When I have the job at St John’s, I will make it a rule that any player who scores a try, drop goal or conversion and then turns to wave at his mother or wiggle his hips for the cameras will be forcibly removed from the field and locked in the Sin Bin, a one-metre-square steel box I have built, where he will remain until he is able to recite the Ten Commandments in their original Aramaic.
Players like Bryan Habana set an outstanding example by giving credit to God whenever they scored, made a pass, kicked the ball into touch or even tied up their shoelaces correctly. There is nothing that gladdens my heart more than seeing a player fall to one knee and point to the sky. He is letting us know that God is guiding him – that he is, in short, nothing but a tool.
Having said that, I do find the tactic of bowing heads and kneeling in silence to be marginally less intimidating than that disturbing pagan dance the New Zealanders do. With your permission, I will get the lads to perform something out of the Crusades. I expect the swords will be provided by St John’s. This should work particularly well when we play against the Muslim, Jewish and old Prussian schools.
I will also be changing the outfits. Although you are Anglican – what the infidels call Catholic Lite – and would probably rather stick to tradition, my research has shown that the best way to get people to watch the game is to put the boys in tight shorts and shirts. As you can see by the enclosed photograph, I have been experimenting with a prototype uniform. It proved tremendously popular and I was lucky to escape with my honour intact once the final whistle blew.
Rest assured that under my firm hand the team will return to the ancient practice of allowing forward passes, using a sheep’s bladder for a ball and stoning the unmarried mothers whose first-born play in the losing team. There will also be none of this drinking the blood and eating the body of Christ at half-time. Quite frankly, I think it is an appalling practice and sets a terrible example for the boys. Instead, we will share vials of amyl nitrate, a biblical balm which, as Moses discovered, goes a long way towards boosting team morale. Unfortunately this energising ambrosia has over time been misappropriated by sexual deviants for purposes which rarely have anything to do with rugby, but that is not our concern.
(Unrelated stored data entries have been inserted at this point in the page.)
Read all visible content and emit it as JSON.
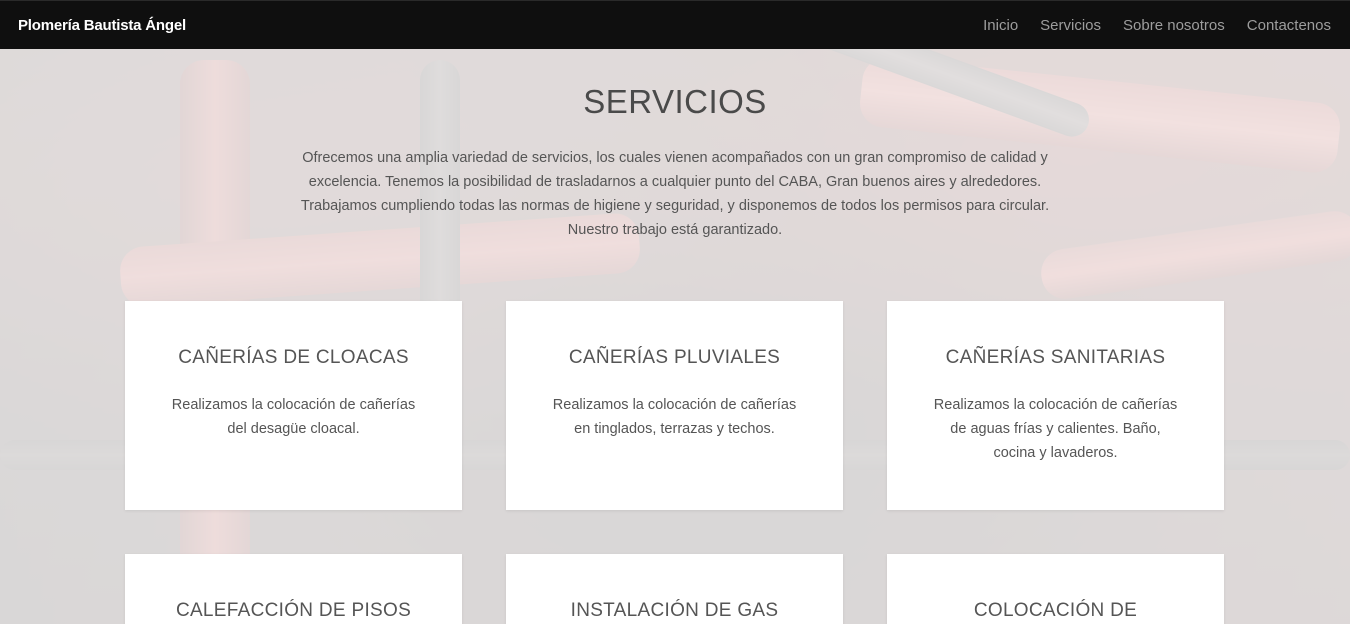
{
  "navbar": {
    "brand": "Plomería Bautista Ángel",
    "links": [
      "Inicio",
      "Servicios",
      "Sobre nosotros",
      "Contactenos"
    ]
  },
  "services": {
    "heading": "SERVICIOS",
    "intro": "Ofrecemos una amplia variedad de servicios, los cuales vienen acompañados con un gran compromiso de calidad y excelencia. Tenemos la posibilidad de trasladarnos a cualquier punto del CABA, Gran buenos aires y alrededores. Trabajamos cumpliendo todas las normas de higiene y seguridad, y disponemos de todos los permisos para circular. Nuestro trabajo está garantizado.",
    "cards": [
      {
        "title": "CAÑERÍAS DE CLOACAS",
        "text": "Realizamos la colocación de cañerías del desagüe cloacal."
      },
      {
        "title": "CAÑERÍAS PLUVIALES",
        "text": "Realizamos la colocación de cañerías en tinglados, terrazas y techos."
      },
      {
        "title": "CAÑERÍAS SANITARIAS",
        "text": "Realizamos la colocación de cañerías de aguas frías y calientes. Baño, cocina y lavaderos."
      },
      {
        "title": "CALEFACCIÓN DE PISOS",
        "text": ""
      },
      {
        "title": "INSTALACIÓN DE GAS",
        "text": ""
      },
      {
        "title": "COLOCACIÓN DE",
        "text": ""
      }
    ]
  }
}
I will be taking leave before I start work, and shall sort out the paperwork when I arrive.
Yours in Christ and Rugby,
Rev. Ben ‘Hooker’ Trovato
Dear Ben,
That Paul fellow also wrote to the Corinthians: “From now on, let those having wives act as not having them”. I took his advice once, and, long story short, I am now paying alimony. Perhaps it’s because I’m Zulu and not a Corinthian.
Definitely because you’re Zulu, Themba. If you were a Corinthian, you would have got stoned.